After you’ve chosen your Container Repository provider, you need to connect your docker client to the repository (the authentication method may vary) and push your local application image to it, using this command:
docker push REPOSITORY_URL/IMAGE_NAME:TAG
Configuring default settings for gcloud
There are two ways you can configure Google Cloud. First one is by using Cloud Shell which is pre configured with Google Cloud CLI and
kubectl available via Google Console. The second one is by installing Google Cloud CLI and
kubectl on your local machine.
First thing that you need to configure is your project. You have to set its name using the command presented below, where
PROJECT_NAME is the name of your project.
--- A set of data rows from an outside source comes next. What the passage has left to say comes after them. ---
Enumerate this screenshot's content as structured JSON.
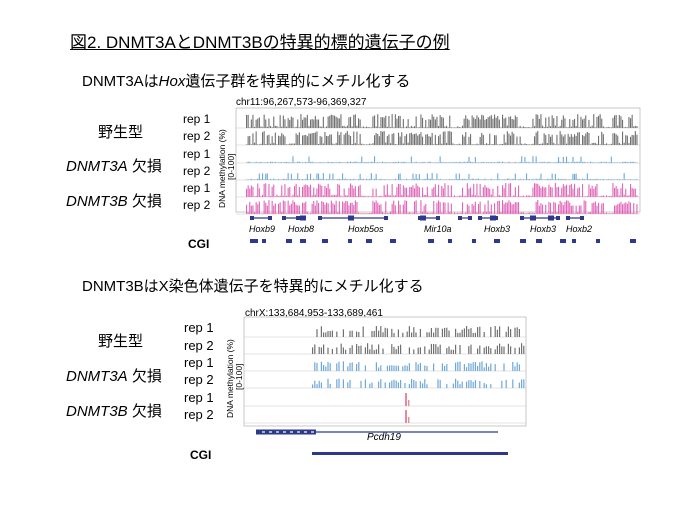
{
  "figure_title": "図2. DNMT3AとDNMT3Bの特異的標的遺伝子の例",
  "panel1": {
    "heading_pre": "DNMT3Aは",
    "heading_gene": "Hox",
    "heading_post": "遺伝子群を特異的にメチル化する",
    "coordinates": "chr11:96,267,573-96,369,327",
    "y_axis_label": "DNA methylation (%)",
    "y_axis_range": "[0-100]",
    "conditions": [
      {
        "gene": "",
        "label": "野生型"
      },
      {
        "gene": "DNMT3A",
        "label": " 欠損"
      },
      {
        "gene": "DNMT3B",
        "label": " 欠損"
      }
    ],
    "rep_labels": [
      "rep 1",
      "rep 2",
      "rep 1",
      "rep 2",
      "rep 1",
      "rep 2"
    ],
    "track_colors": [
      "#707070",
      "#707070",
      "#6fa8d8",
      "#6fa8d8",
      "#e066b8",
      "#e066b8"
    ],
    "genes": [
      "Hoxb9",
      "Hoxb8",
      "Hoxb5os",
      "Mir10a",
      "Hoxb3",
      "Hoxb3",
      "Hoxb2"
    ],
    "cgi_label": "CGI"
  },
  "panel2": {
    "heading": "DNMT3BはX染色体遺伝子を特異的にメチル化する",
    "coordinates": "chrX:133,684,953-133,689,461",
    "y_axis_label": "DNA methylation (%)",
    "y_axis_range": "[0-100]",
    "conditions": [
      {
        "gene": "",
        "label": "野生型"
      },
      {
        "gene": "DNMT3A",
        "label": " 欠損"
      },
      {
        "gene": "DNMT3B",
        "label": " 欠損"
      }
    ],
    "rep_labels": [
      "rep 1",
      "rep 2",
      "rep 1",
      "rep 2",
      "rep 1",
      "rep 2"
    ],
    "track_colors": [
      "#707070",
      "#707070",
      "#6fa8d8",
      "#6fa8d8",
      "#e88a9a",
      "#e88a9a"
    ],
    "gene": "Pcdh19",
    "cgi_label": "CGI"
  }
}
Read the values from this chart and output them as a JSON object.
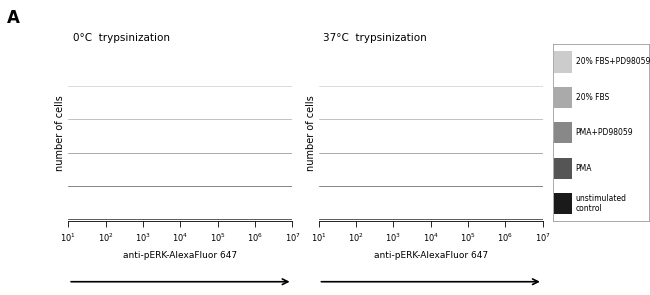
{
  "title_left": "0°C  trypsinization",
  "title_right": "37°C  trypsinization",
  "panel_label": "A",
  "ylabel": "number of cells",
  "xlabel": "anti-pERK-AlexaFluor 647",
  "legend_labels": [
    "20% FBS+PD98059",
    "20% FBS",
    "PMA+PD98059",
    "PMA",
    "unstimulated\ncontrol"
  ],
  "colors": [
    "#cccccc",
    "#aaaaaa",
    "#888888",
    "#555555",
    "#1a1a1a"
  ],
  "background": "#ffffff",
  "offsets": [
    0.0,
    0.16,
    0.32,
    0.48,
    0.64
  ],
  "peak_scale": 0.13
}
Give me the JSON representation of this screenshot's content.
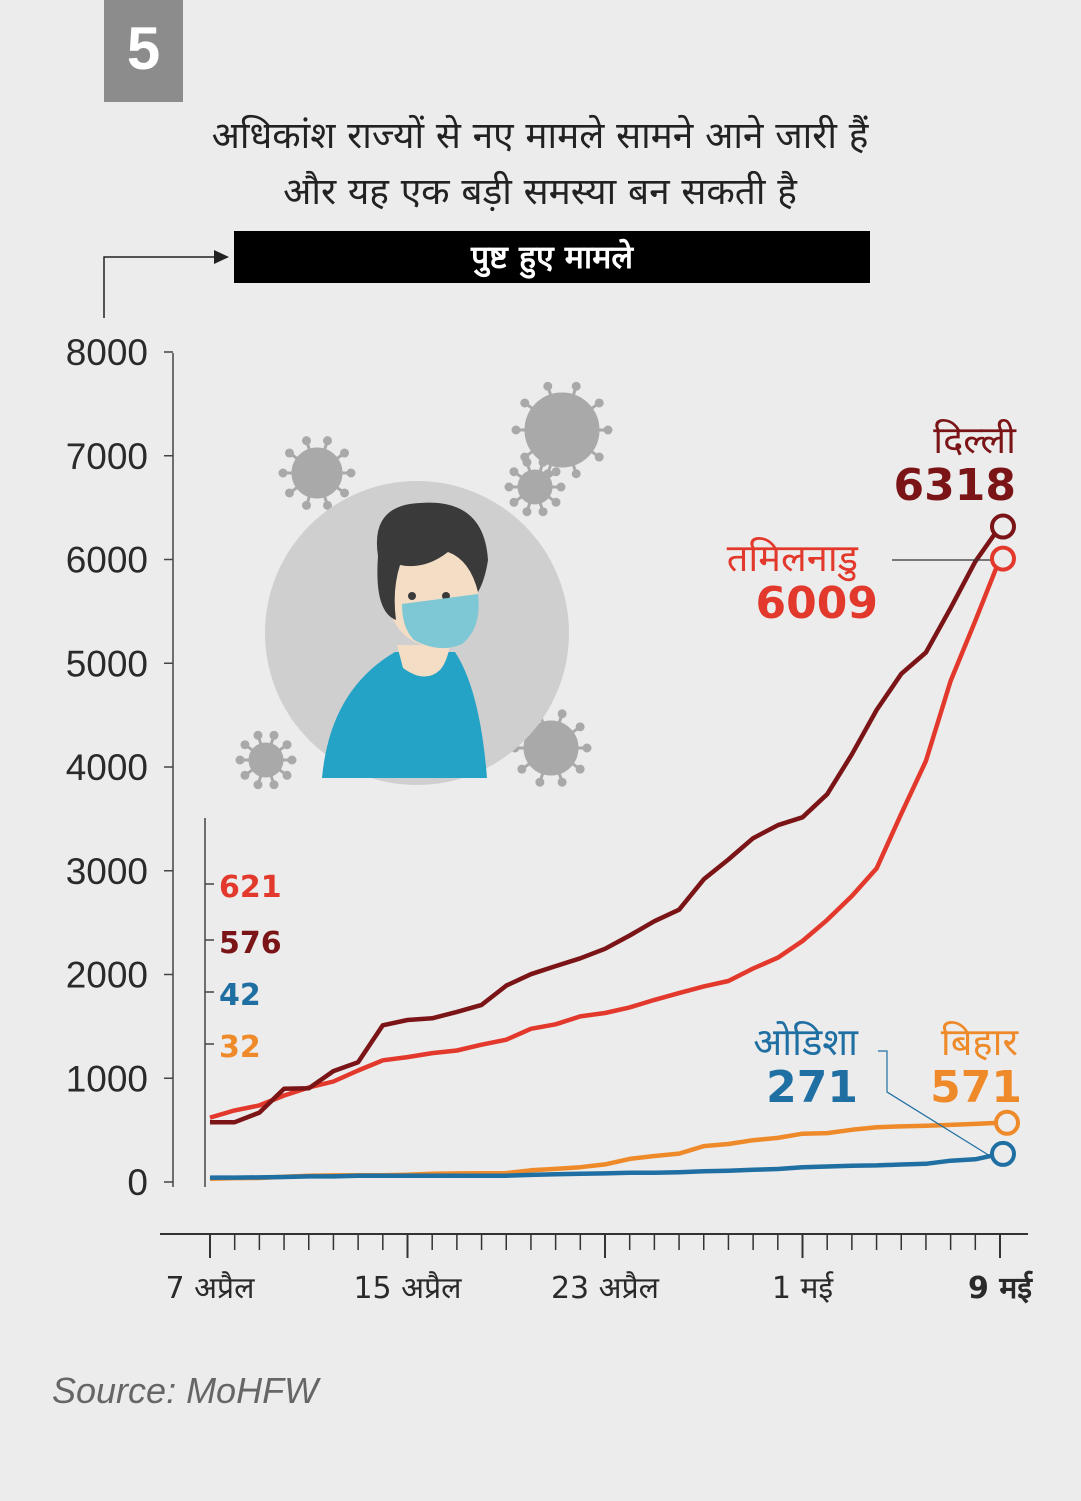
{
  "badge": "5",
  "title": {
    "line1": "अधिकांश राज्यों से नए मामले सामने आने जारी हैं",
    "line2": "और यह एक बड़ी समस्या बन सकती है"
  },
  "subtitle": "पुष्ट हुए मामले",
  "source": "Source: MoHFW",
  "colors": {
    "delhi": "#7b1416",
    "tamilnadu": "#e2392c",
    "odisha": "#1f6fa3",
    "bihar": "#ee8a2a",
    "badge": "#8c8c8c"
  },
  "icons": [
    "virus-icon",
    "masked-person-icon"
  ],
  "chart_data": {
    "type": "line",
    "ylim": [
      0,
      8000
    ],
    "yticks": [
      "8000",
      "7000",
      "6000",
      "5000",
      "4000",
      "3000",
      "2000",
      "1000",
      "0"
    ],
    "x_labels": [
      "7 अप्रैल",
      "15 अप्रैल",
      "23 अप्रैल",
      "1 मई",
      "9 मई"
    ],
    "x": [
      "2020-04-07",
      "2020-04-08",
      "2020-04-09",
      "2020-04-10",
      "2020-04-11",
      "2020-04-12",
      "2020-04-13",
      "2020-04-14",
      "2020-04-15",
      "2020-04-16",
      "2020-04-17",
      "2020-04-18",
      "2020-04-19",
      "2020-04-20",
      "2020-04-21",
      "2020-04-22",
      "2020-04-23",
      "2020-04-24",
      "2020-04-25",
      "2020-04-26",
      "2020-04-27",
      "2020-04-28",
      "2020-04-29",
      "2020-04-30",
      "2020-05-01",
      "2020-05-02",
      "2020-05-03",
      "2020-05-04",
      "2020-05-05",
      "2020-05-06",
      "2020-05-07",
      "2020-05-08",
      "2020-05-09"
    ],
    "series": [
      {
        "name": "दिल्ली",
        "color": "#7b1416",
        "start_label": "576",
        "end_label": "6318",
        "values": [
          576,
          576,
          669,
          898,
          903,
          1069,
          1154,
          1510,
          1561,
          1578,
          1640,
          1707,
          1893,
          2003,
          2081,
          2156,
          2248,
          2376,
          2514,
          2625,
          2918,
          3108,
          3314,
          3439,
          3515,
          3738,
          4122,
          4549,
          4898,
          5104,
          5532,
          5980,
          6318
        ]
      },
      {
        "name": "तमिलनाडु",
        "color": "#e2392c",
        "start_label": "621",
        "end_label": "6009",
        "values": [
          621,
          690,
          738,
          834,
          911,
          969,
          1075,
          1173,
          1204,
          1242,
          1267,
          1323,
          1372,
          1477,
          1520,
          1596,
          1629,
          1683,
          1755,
          1821,
          1885,
          1937,
          2058,
          2162,
          2323,
          2526,
          2757,
          3023,
          3550,
          4058,
          4829,
          5409,
          6009
        ]
      },
      {
        "name": "ओडिशा",
        "color": "#1f6fa3",
        "start_label": "42",
        "end_label": "271",
        "values": [
          42,
          42,
          44,
          48,
          54,
          54,
          60,
          60,
          60,
          60,
          60,
          60,
          61,
          68,
          74,
          79,
          83,
          89,
          90,
          94,
          103,
          108,
          118,
          125,
          143,
          149,
          157,
          160,
          169,
          175,
          205,
          219,
          271
        ]
      },
      {
        "name": "बिहार",
        "color": "#ee8a2a",
        "start_label": "32",
        "end_label": "571",
        "values": [
          32,
          38,
          39,
          51,
          60,
          64,
          65,
          66,
          70,
          80,
          83,
          85,
          86,
          113,
          126,
          143,
          170,
          223,
          251,
          274,
          346,
          366,
          403,
          425,
          466,
          471,
          503,
          528,
          536,
          542,
          550,
          560,
          571
        ]
      }
    ]
  }
}
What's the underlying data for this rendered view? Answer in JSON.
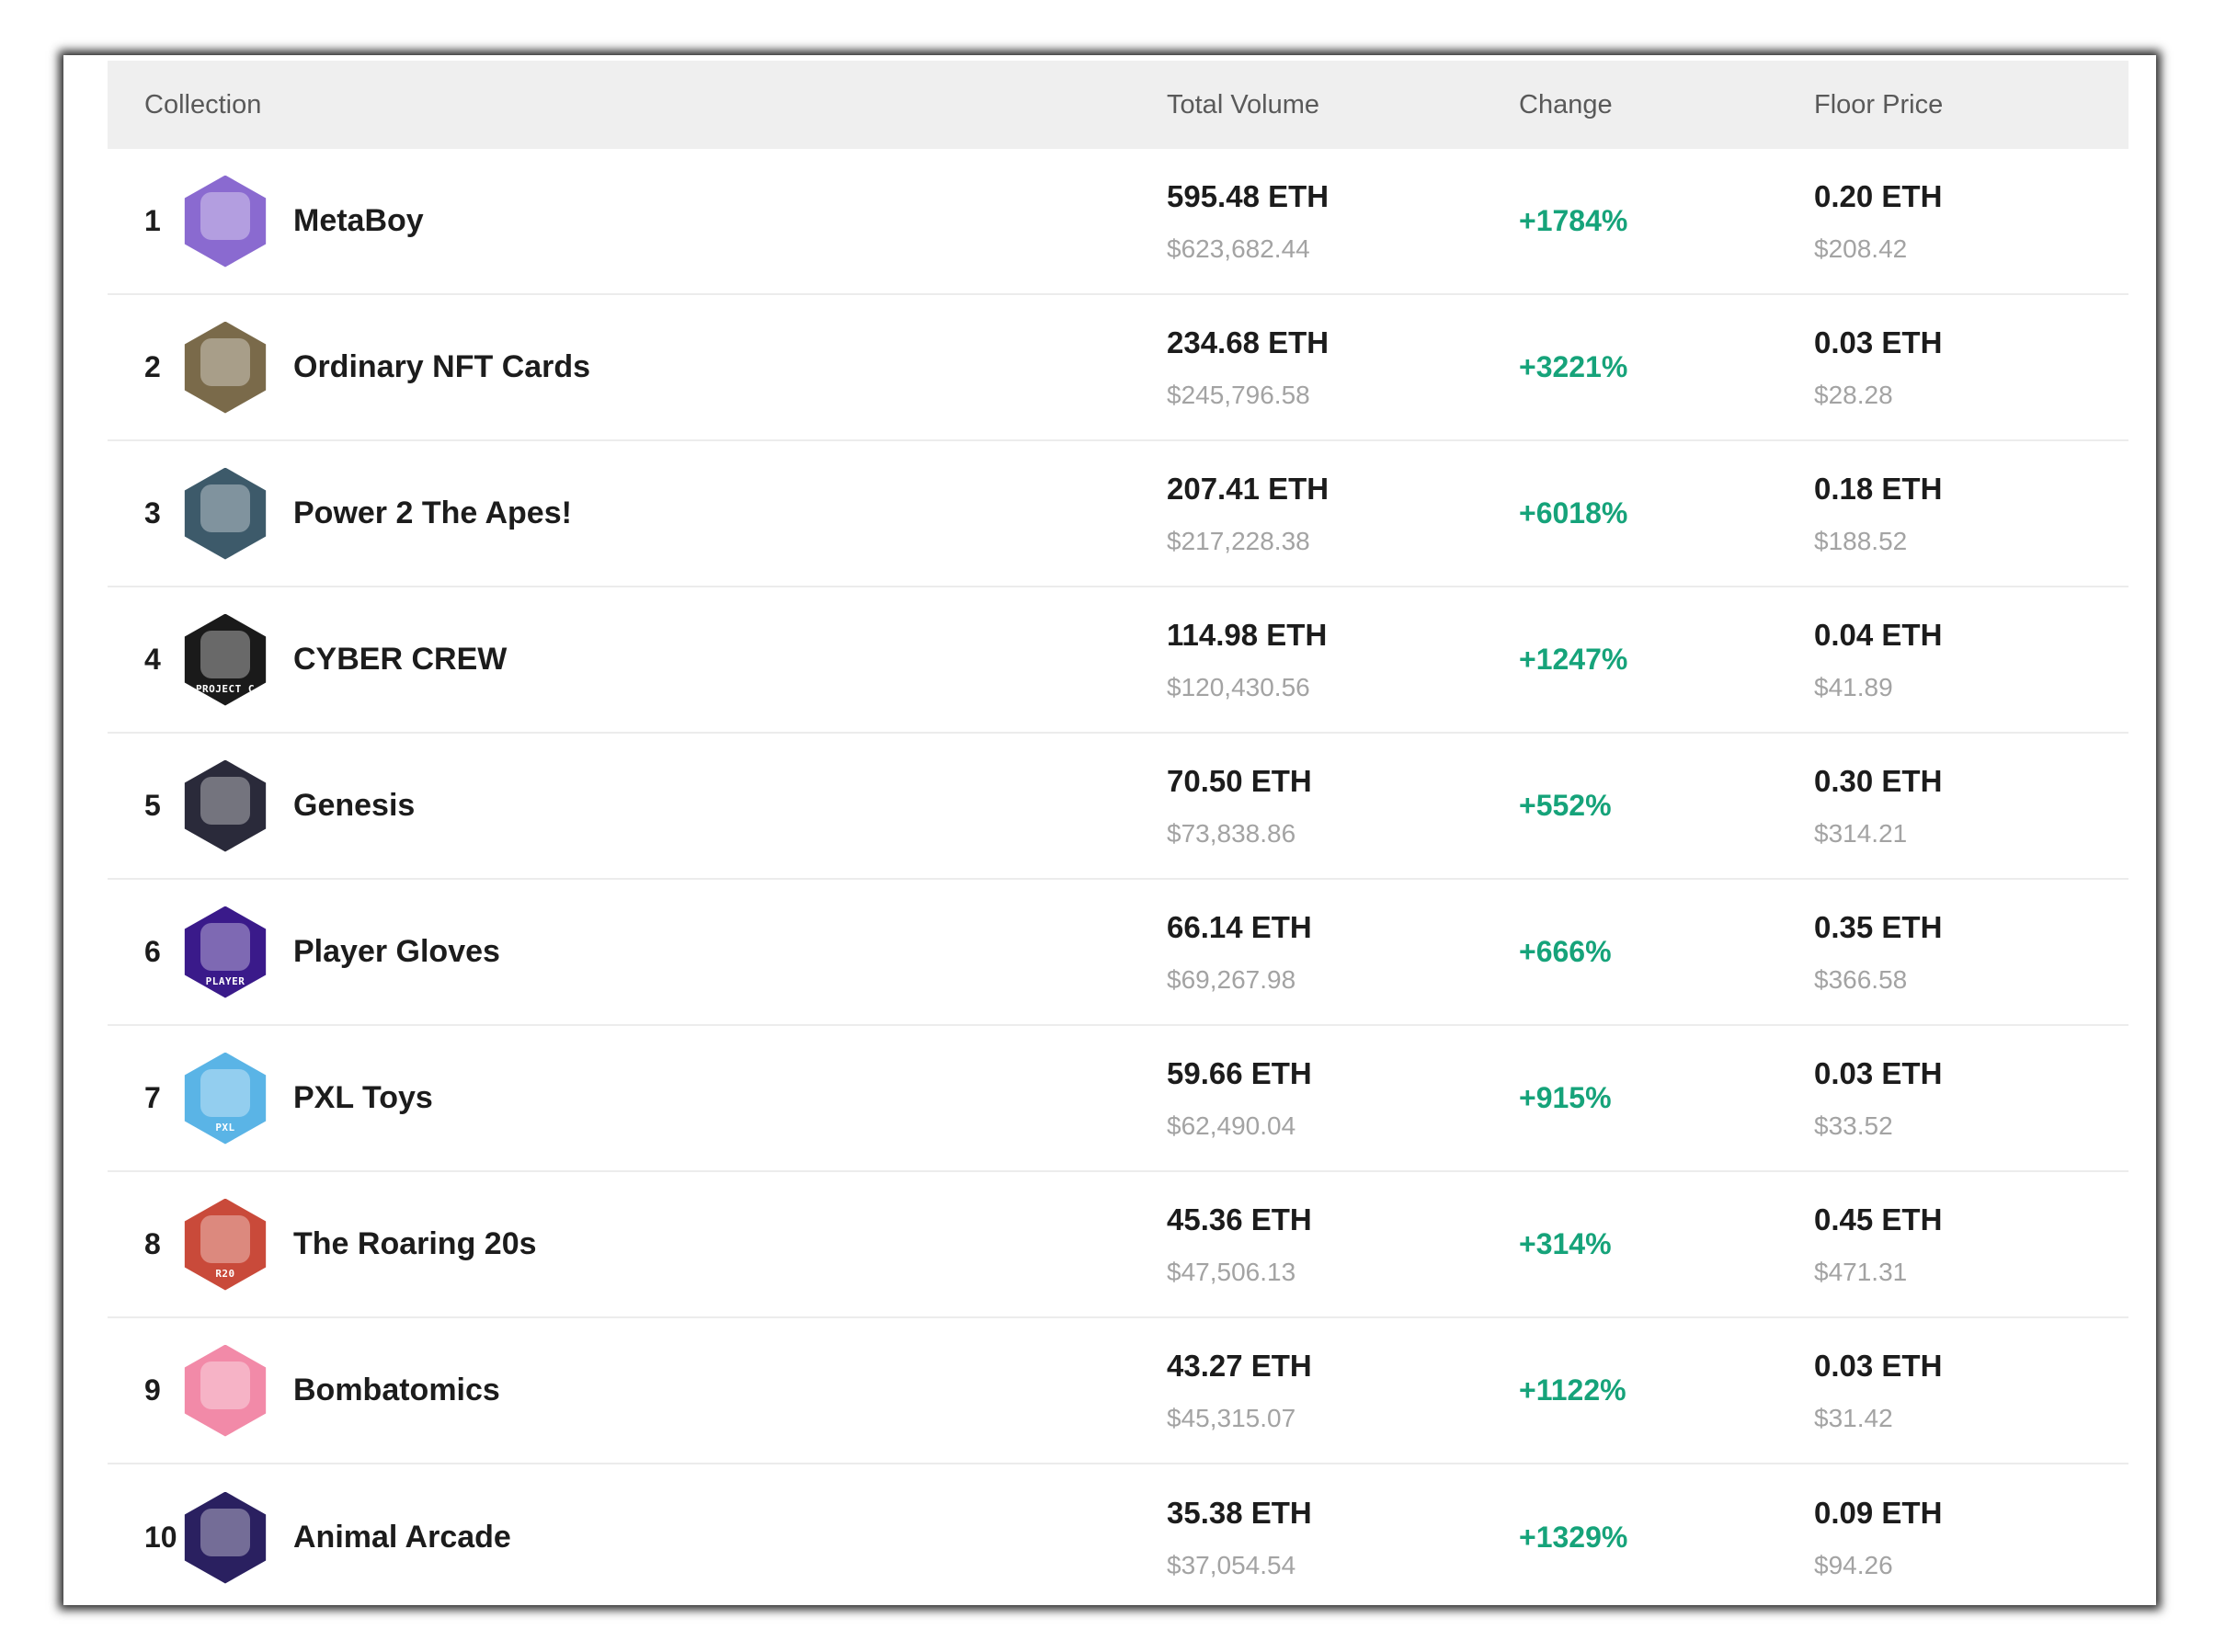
{
  "headers": {
    "collection": "Collection",
    "total_volume": "Total Volume",
    "change": "Change",
    "floor_price": "Floor Price"
  },
  "rows": [
    {
      "rank": "1",
      "name": "MetaBoy",
      "logo_icon": "metaboy-logo-icon",
      "logo_color": "#8a6ad0",
      "logo_text": "",
      "volume_eth": "595.48 ETH",
      "volume_usd": "$623,682.44",
      "change": "+1784%",
      "floor_eth": "0.20 ETH",
      "floor_usd": "$208.42"
    },
    {
      "rank": "2",
      "name": "Ordinary NFT Cards",
      "logo_icon": "ordinary-nft-cards-logo-icon",
      "logo_color": "#7a6a4a",
      "logo_text": "",
      "volume_eth": "234.68 ETH",
      "volume_usd": "$245,796.58",
      "change": "+3221%",
      "floor_eth": "0.03 ETH",
      "floor_usd": "$28.28"
    },
    {
      "rank": "3",
      "name": "Power 2 The Apes!",
      "logo_icon": "power-2-the-apes-logo-icon",
      "logo_color": "#3d5a6a",
      "logo_text": "",
      "volume_eth": "207.41 ETH",
      "volume_usd": "$217,228.38",
      "change": "+6018%",
      "floor_eth": "0.18 ETH",
      "floor_usd": "$188.52"
    },
    {
      "rank": "4",
      "name": "CYBER CREW",
      "logo_icon": "cyber-crew-logo-icon",
      "logo_color": "#1a1a1a",
      "logo_text": "PROJECT C",
      "volume_eth": "114.98 ETH",
      "volume_usd": "$120,430.56",
      "change": "+1247%",
      "floor_eth": "0.04 ETH",
      "floor_usd": "$41.89"
    },
    {
      "rank": "5",
      "name": "Genesis",
      "logo_icon": "genesis-logo-icon",
      "logo_color": "#2a2a3a",
      "logo_text": "",
      "volume_eth": "70.50 ETH",
      "volume_usd": "$73,838.86",
      "change": "+552%",
      "floor_eth": "0.30 ETH",
      "floor_usd": "$314.21"
    },
    {
      "rank": "6",
      "name": "Player Gloves",
      "logo_icon": "player-gloves-logo-icon",
      "logo_color": "#3a1a8a",
      "logo_text": "PLAYER",
      "volume_eth": "66.14 ETH",
      "volume_usd": "$69,267.98",
      "change": "+666%",
      "floor_eth": "0.35 ETH",
      "floor_usd": "$366.58"
    },
    {
      "rank": "7",
      "name": "PXL Toys",
      "logo_icon": "pxl-toys-logo-icon",
      "logo_color": "#5ab4e6",
      "logo_text": "PXL",
      "volume_eth": "59.66 ETH",
      "volume_usd": "$62,490.04",
      "change": "+915%",
      "floor_eth": "0.03 ETH",
      "floor_usd": "$33.52"
    },
    {
      "rank": "8",
      "name": "The Roaring 20s",
      "logo_icon": "the-roaring-20s-logo-icon",
      "logo_color": "#c94a3a",
      "logo_text": "R20",
      "volume_eth": "45.36 ETH",
      "volume_usd": "$47,506.13",
      "change": "+314%",
      "floor_eth": "0.45 ETH",
      "floor_usd": "$471.31"
    },
    {
      "rank": "9",
      "name": "Bombatomics",
      "logo_icon": "bombatomics-logo-icon",
      "logo_color": "#f28aa8",
      "logo_text": "",
      "volume_eth": "43.27 ETH",
      "volume_usd": "$45,315.07",
      "change": "+1122%",
      "floor_eth": "0.03 ETH",
      "floor_usd": "$31.42"
    },
    {
      "rank": "10",
      "name": "Animal Arcade",
      "logo_icon": "animal-arcade-logo-icon",
      "logo_color": "#2a2060",
      "logo_text": "",
      "volume_eth": "35.38 ETH",
      "volume_usd": "$37,054.54",
      "change": "+1329%",
      "floor_eth": "0.09 ETH",
      "floor_usd": "$94.26"
    }
  ]
}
gcloud config set project PROJECT_NAME
Next thing to do is setting the compute zone and region using the commands below. First one sets the zone to
COMPUTE_ZONE. Second one sets the region to
COMPUTE_REGION. You should substitute both of these names with your zone and region.
gcloud config set compute/zone COMPUTE_ZONE
gcloud config set compute/region COMPUTE_REGION
Creating Kubernetes cluster
After configuring your project in gclound, the next step is creating a cluster. For now it will consist of 1 Node. To achieve this, you need to run the command below, where CLUSTER_NAME is your cluster’s name.
gcloud container clusters create CLUSTER_NAME --num-nodes=1
Deploying your application
Now that you created your Kubernetes Cluster, you need to configure
kubectl to a previously user created cluster. To do this, you will run this command:
gcloud container clusters get-credentials CLUSTER_NAME
Next step is creating a deployment. Deployment is a Kubernetes object representing a stateless application consisting of multiple identical Pods. You will create one by running the following command, where
DEPLOYMENT_NAME stands for the name of your deployment (e.g. play-server) and
IMAGE_URL is a url to the repository with your image and its specified tag.
kubectl create deployment DEPLOYMENT_NAME --image=IMAGE_URL
The last step is making your deployment accessible for other users. To achieve this you need to expose your deployment to the internet, by running:
kubectl expose deployment DEPLOYMENT_NAME --type LoadBalancer --port 80 --target-port 9000
This command will expose deployment using Google Cloud Load Balancer on port 80 – default http port. We need to set
target-port, it will route traffic incoming on port 80 to port 9000 of the application – which is a default port for Play applications.
In order to check if your application is running, you should run:
kubectl get pods
You should see one
DEPLOYMENT_NAME Pod running.
To access your application you need its external IP address. You should find it by running:
kubectl get service DEPLOYMENT_NAME
Now you can copy and paste it to the URL bar in your browser. If everything was configured correctly you should see your Play app.
All commands that use
kubectl are general Kubernetes commands and should work with any other Kubernetes providers like AWS, Digital Ocean or locally hosted ones like minikube.
Commands that use
gcloud are specific to Google Cloud.